From now on

Expecting a lot from people, you do a lot of smiling; Needing many things for yourself, you have many needs to meet; Making plans to do first this, then that, your mind’s full of hopes and fears— From now on, come what may, don’t be like that.

~ Kyabje Dilgo Khentse Rinpoche

(Posted by IAAB, Facebook, 26 January 2026)


Notes

The passage lands with the kind of gentle precision that Kyabje Dilgo Khyentse Rinpoche offers. It’s a teaching that doesn’t scold, doesn’t shame, but simply turns the mirror a few degrees so you can see the subtle tension you’ve been carrying all along.

It speaks to three deeply human habits:

• Expectation

When we expect a lot from others, we often end up performing—smiling, pleasing, managing impressions. It’s exhausting, and it quietly ties our wellbeing to how others behave.
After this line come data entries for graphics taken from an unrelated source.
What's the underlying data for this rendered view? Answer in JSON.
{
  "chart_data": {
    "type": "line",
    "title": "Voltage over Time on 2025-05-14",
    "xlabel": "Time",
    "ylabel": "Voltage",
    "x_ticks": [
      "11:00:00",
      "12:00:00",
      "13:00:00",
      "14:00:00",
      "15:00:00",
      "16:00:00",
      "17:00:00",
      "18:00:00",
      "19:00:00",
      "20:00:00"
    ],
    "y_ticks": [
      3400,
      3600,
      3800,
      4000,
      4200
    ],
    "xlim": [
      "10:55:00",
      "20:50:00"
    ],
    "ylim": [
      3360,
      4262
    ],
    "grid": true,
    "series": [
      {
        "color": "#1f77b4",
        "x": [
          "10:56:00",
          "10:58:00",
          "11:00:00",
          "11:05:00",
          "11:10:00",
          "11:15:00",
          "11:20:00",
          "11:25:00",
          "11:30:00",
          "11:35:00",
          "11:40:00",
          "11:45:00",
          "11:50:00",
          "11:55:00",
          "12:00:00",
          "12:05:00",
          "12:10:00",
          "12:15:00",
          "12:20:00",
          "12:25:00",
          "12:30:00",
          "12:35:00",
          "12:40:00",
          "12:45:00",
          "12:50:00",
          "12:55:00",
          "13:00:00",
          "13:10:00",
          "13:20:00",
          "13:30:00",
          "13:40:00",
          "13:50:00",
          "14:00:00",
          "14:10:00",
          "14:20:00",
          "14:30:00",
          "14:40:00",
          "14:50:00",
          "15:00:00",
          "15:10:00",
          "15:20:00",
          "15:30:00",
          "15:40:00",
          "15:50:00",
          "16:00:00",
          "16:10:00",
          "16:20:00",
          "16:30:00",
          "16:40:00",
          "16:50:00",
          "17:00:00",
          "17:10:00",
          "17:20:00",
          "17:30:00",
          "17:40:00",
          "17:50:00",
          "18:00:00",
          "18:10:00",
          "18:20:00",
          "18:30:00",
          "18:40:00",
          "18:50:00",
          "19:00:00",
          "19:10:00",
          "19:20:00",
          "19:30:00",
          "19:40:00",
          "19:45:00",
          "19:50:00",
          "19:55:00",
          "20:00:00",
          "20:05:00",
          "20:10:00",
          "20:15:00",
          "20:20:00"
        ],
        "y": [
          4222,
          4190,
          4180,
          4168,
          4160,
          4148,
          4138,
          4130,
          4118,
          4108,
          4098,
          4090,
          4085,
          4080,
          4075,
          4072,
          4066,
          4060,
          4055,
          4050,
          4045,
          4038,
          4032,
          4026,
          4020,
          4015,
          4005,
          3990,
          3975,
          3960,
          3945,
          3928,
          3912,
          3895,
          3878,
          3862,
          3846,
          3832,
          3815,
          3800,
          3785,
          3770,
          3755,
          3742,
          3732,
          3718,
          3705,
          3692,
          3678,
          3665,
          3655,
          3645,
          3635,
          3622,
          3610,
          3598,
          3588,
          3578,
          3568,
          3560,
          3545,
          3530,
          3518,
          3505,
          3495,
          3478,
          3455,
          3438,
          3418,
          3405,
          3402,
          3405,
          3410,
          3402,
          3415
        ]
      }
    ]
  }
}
• Neediness toward ourselves

When we’re constantly trying to meet our own endless needs, we create an inner pressure cooker. The self becomes a project to fix rather than a presence to inhabit.

• Planning and hoping and fearing

The mind loves to run ahead, organising the future like a chessboard. But the more we plan, the more we fear the plan collapsing.

And then he offers that disarming final line: “From now on, come what may, don’t be like that.” Not as a command, but as an invitation to loosen the grip. To stop contorting yourself. To let life breathe again.

It’s a reminder that freedom isn’t found in perfecting the self or controlling the world—it’s found in relaxing the compulsions that keep us spinning.